Its virtual but real, even when you are working virtually.
Psychological safety is of course not the same as physical safety – the absence of either can, however, trigger a very similar individual response. This is especially important when so many teams are working in far flung corners of the universe. If you don’t feel safe you tighten up, quieten down, become somebody else, hide, pull the duvet over your head, or conversely come out fighting in anticipation of threat. For a work team this is toxic. Good ideas remain unheard, bad news is buried, accountability is evaded, unhelpful conflict flares as the blame (and anxiety) tries to find a home.
What can leaders do in a virtual world to foster psychological safety?
In a recent Harvard Business Review article (August 2020) Edmondson and Daley propose some simple solutions to ensure that psychological safety continues to be fostered in a virtual world:
- Using the features within the tech is a useful way to engender involvement: deploying anonymous polls to bring to the surface differences of opinion or experience is very helpful; encouraging ‘chat’ brevity in the written comments boxes stimulates variety of thinking; use of breakout rooms encourages more ‘local’ conversations where introverts in particular may feel more able to share; occasionally using ‘audio only’ to limits the sense of personal exposure which may be involved in the videoconference.
- Before meetings: Stay in touch with individuals within the team before the meeting – discuss the issues that will be raised in the meeting, sharing opinions, sounding people out, asking about their personal experience of the current situation, all are invaluable to stimulate a sense of safety in anticipation of the meeting – the more that individuals feel they will be heard and even supported the more they are likely to share with others when the time comes.
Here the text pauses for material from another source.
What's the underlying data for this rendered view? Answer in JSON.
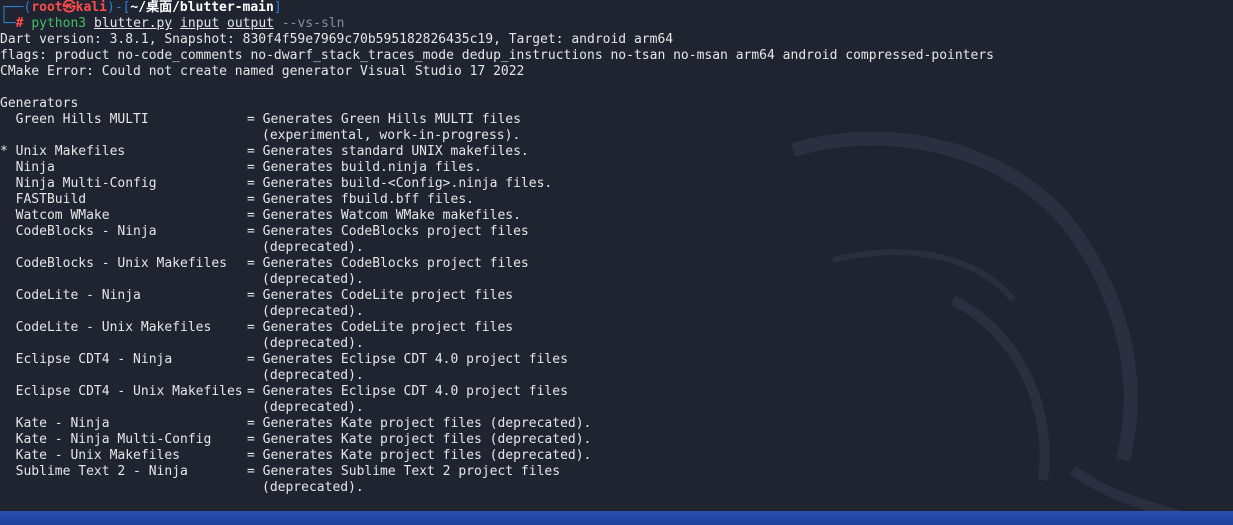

Enquiring as to personal situations and experiences – how people are feeling and what they are thinking about continued ‘virtualness’ – is a must. Without this, individuals can drift and become disconnected, their sense of belonging to the team declines.
- After meetings: follow-up with team members, particularly those who were quieter or whom you sense may have been holding back. Enquiring as to their state of mind as well as their experience of the team and the direction in which it is going is also helpful. The more this occurs, the more they will feel they can share and trust in the discretion of their colleagues.
So, some simple ideas from leading research and practice and supported by tech Goliaths of our age.